2020 war die aktivste LBO-Bank ein Haus, das eigentlich gar keine LBO-Bank sein will. Und auch 2021 gibt es bei der Kür der aktivsten LBO-Bank wieder eine kuriose Randnotiz. Denn während die LBBW die meisten mittelständischen Private-Equity-Übernahmen finanzierte, stellte der Nachbar aus Bayern das Neugeschäft gänzlich ein. Im Podcast haben wir mit der Leiterin Acquisition Finance der LBBW, Dagmar Hartmann, und mit Thorsten Weber von der Investmentbank Houlihan Lokey (ehemals GCA Altium) über die Strategie der Schwaben im Leveraged-Finance-Geschäft und über ein in vielerlei Hinsicht krasses Jahr 2021 gesprochen. Auf geht’s!

Die Leveraged-Finance-Strategie der LBBW

Zunächst zur Strategie der Landesbank Baden-Württemberg. Die LBBW betreibt das mittelständische LBO-Geschäft nach eigener Aussage seit 20 Jahren und ist damit eine der wenigen Konstanten in diesem Geschäft. Denn mal ehrlich: Die Leveraged-Finance-Strategie vieler Geldhäuser unterliegt dann doch häufig – sagen wir mal: konjunkturellen Schwankungen. Tendenziell sind die Banken in diesem Geschäft auch eher auf dem Rückzug als im Angriffsmodus. Das berichten uns zumindest immer wieder die Finanzierungsberater.

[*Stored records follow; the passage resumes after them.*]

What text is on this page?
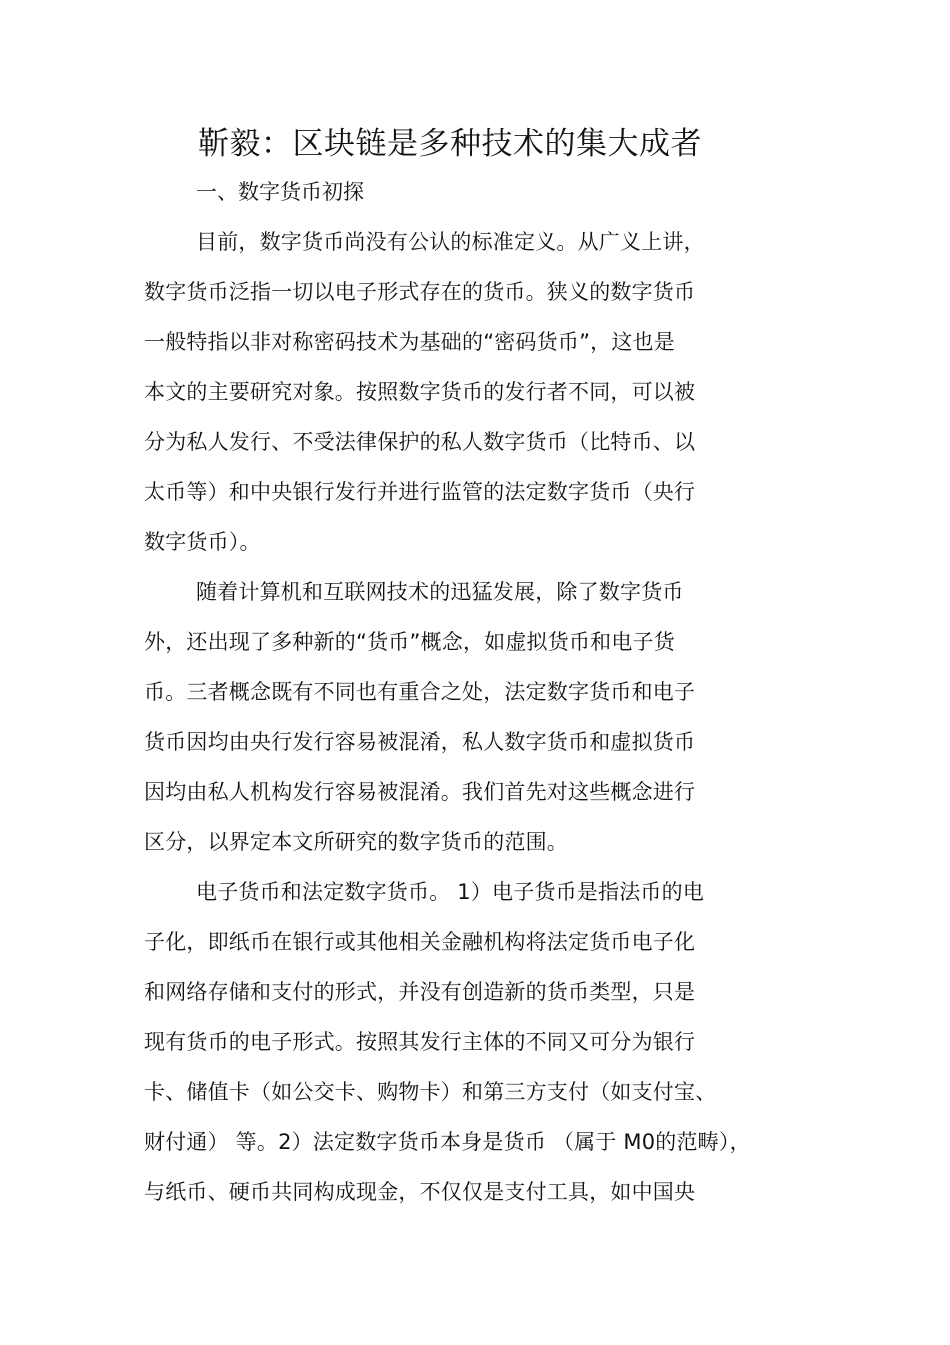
靳毅：区块链是多种技术的集大成者
一、数字货币初探
目前，数字货币尚没有公认的标准定义。从广义上讲，
数字货币泛指一切以电子形式存在的货币。狭义的数字货币
一般特指以非对称密码技术为基础的“密码货币”，这也是
本文的主要研究对象。按照数字货币的发行者不同，可以被
分为私人发行、不受法律保护的私人数字货币（比特币、以
太币等）和中央银行发行并进行监管的法定数字货币（央行
数字货币）。
随着计算机和互联网技术的迅猛发展，除了数字货币
外，还出现了多种新的“货币”概念，如虚拟货币和电子货
币。三者概念既有不同也有重合之处，法定数字货币和电子
货币因均由央行发行容易被混淆，私人数字货币和虚拟货币
因均由私人机构发行容易被混淆。我们首先对这些概念进行
区分，以界定本文所研究的数字货币的范围。
电子货币和法定数字货币。 1）电子货币是指法币的电
子化，即纸币在银行或其他相关金融机构将法定货币电子化
和网络存储和支付的形式，并没有创造新的货币类型，只是
现有货币的电子形式。按照其发行主体的不同又可分为银行
卡、储值卡（如公交卡、购物卡）和第三方支付（如支付宝、
财付通） 等。2）法定数字货币本身是货币 （属于 M0的范畴），
与纸币、硬币共同构成现金，不仅仅是支付工具，如中国央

Nicht so im Ländle, wo nicht nur die ein oder andere Sparkasse in der LBO-Finanzierung aktiv ist. Für die LBBW bleibt das Leveraged-Finance-Geschäft strategisch unverändert wichtig, weil es eine wichtige Säule im Firmenkundengeschäft ist. „Für uns ist nicht nur die Akquisitionsfinanzierung wichtig. Wir gewinnen durch das LBO-Geschäft Neukunden für die Bank“, sagt Dagmar Hartmann, die bei der LBBW das Geschäft für Akquisitionsfinanzierungen leitet. Einen ausgewiesenen Leveraged-Finance-Chef gibt es bei den Schwaben nicht. Das Geschäft muss im Gesamtkontext der gesamten Corporate-Finance-Strategie betrachtet werden.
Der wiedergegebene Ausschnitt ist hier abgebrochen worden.